Since Zynthian can do just about anything MIDI or audio related I assume I can use it to solve this problem but I’m not sure what’s the best approach.
I have an Alesis Fusion which is a 60 pound, 88 weighted key monster of a synth. It’s really an amazing synth but it has an annoying peculiarity. SOME Fusions were shipped with a Fatar TP40 keybed that reports velocity a little differently for the white keys and black keys. The black keys report about 10-20 points higher in note velocity. My first thought was using the Zynthian MIDI filter rules to fix this but those rules do not allow for modification of velocity values.
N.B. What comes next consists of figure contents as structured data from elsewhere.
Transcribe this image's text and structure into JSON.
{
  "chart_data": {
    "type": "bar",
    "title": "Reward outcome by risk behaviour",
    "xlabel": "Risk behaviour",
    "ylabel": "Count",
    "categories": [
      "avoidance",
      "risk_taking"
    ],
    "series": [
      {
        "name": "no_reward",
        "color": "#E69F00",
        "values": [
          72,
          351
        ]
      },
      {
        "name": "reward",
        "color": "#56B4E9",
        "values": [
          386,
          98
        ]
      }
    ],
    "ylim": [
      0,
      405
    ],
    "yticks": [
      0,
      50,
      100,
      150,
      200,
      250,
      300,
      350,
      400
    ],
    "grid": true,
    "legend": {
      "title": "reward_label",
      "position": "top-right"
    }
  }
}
I can turn off local keyboard control on the Fusion and route it’s note events to the Zynthian MIDI IN and then route the Zynthian MIDI OUT back to the Fusion. So, what I need to do is setup a MIDI route processor that reduces the velocity of only black key events by about 15 points. Is Puredata the best solution?
Have you tried changing the velocity curve and/or velocity scaling values on the Fusion synth to see if you can get better results? If not, you should be able to make changes by going to Global/Settings/General menu on the Fusion.
Yeah, the Velocity curve can help tame it by compressing the Velocity values a bit but that is suboptimal. I figured I could fix it properly with my little headless RPi3 Zynthian.
try setting the note_ranges variable to “22, 25,27, 30,32,34, 37,39, 42,44,46, 49,51, 54,56,58, 61,63, 66,68,70, 73,75, 78,80,82, 85,87, 90, 92,94, 97,99, 102,104,106”
set vel_scale to 1.0, vel_offset to -15
That should cover all black keys on a piano and do you right. Check me though, it’s late.
Good call @ssj71. I was going to suggest Moony. It provides a scriptable MIDI plugin, kinda write-you-own in a scripting language. You could derive the ranges with a function.
Moony A1 x A1 has a preset called, “Tutorial 5: MIDI Velocity Curve Interpolater” which could serve as a starting point.
Yep! I started to look at the code but decided it would take too much of my time to refine it. The syntax is fairly simple but newbies to the language will need to refer to some docs / examples for the subtleties. You could look here for an example of how to programmatically calculate the black notes. We do it to draw keyboards in the UI.
I just tried to run Moony yesterday so I deleted all layers and added Moony A1 x A1 atom processing and used the simple “through” preset. This results in a total lockup of the Zynthian UI with webconf still running normally. Any Moony atom processor I tried crashed the UI.
I also tried Moony control processors like C1xC1 through and that at least didn’t crash the UI.
So Control processors seem stable by themselves. Combination processors like C1+A1xC1+A1 also seem stable. Atom-only processors like A1xA1, etc. all lock the UI.
This could be total ignorance on my part. I was just trying to fire up these plugins to try them out. Nevertheless, the UI lockup is a problem.
Well, I tried it today, after updating to the new stable version, and no crash. All I had to do before with the older UI was load up Moony A1 x A1 and the whole UI would lock.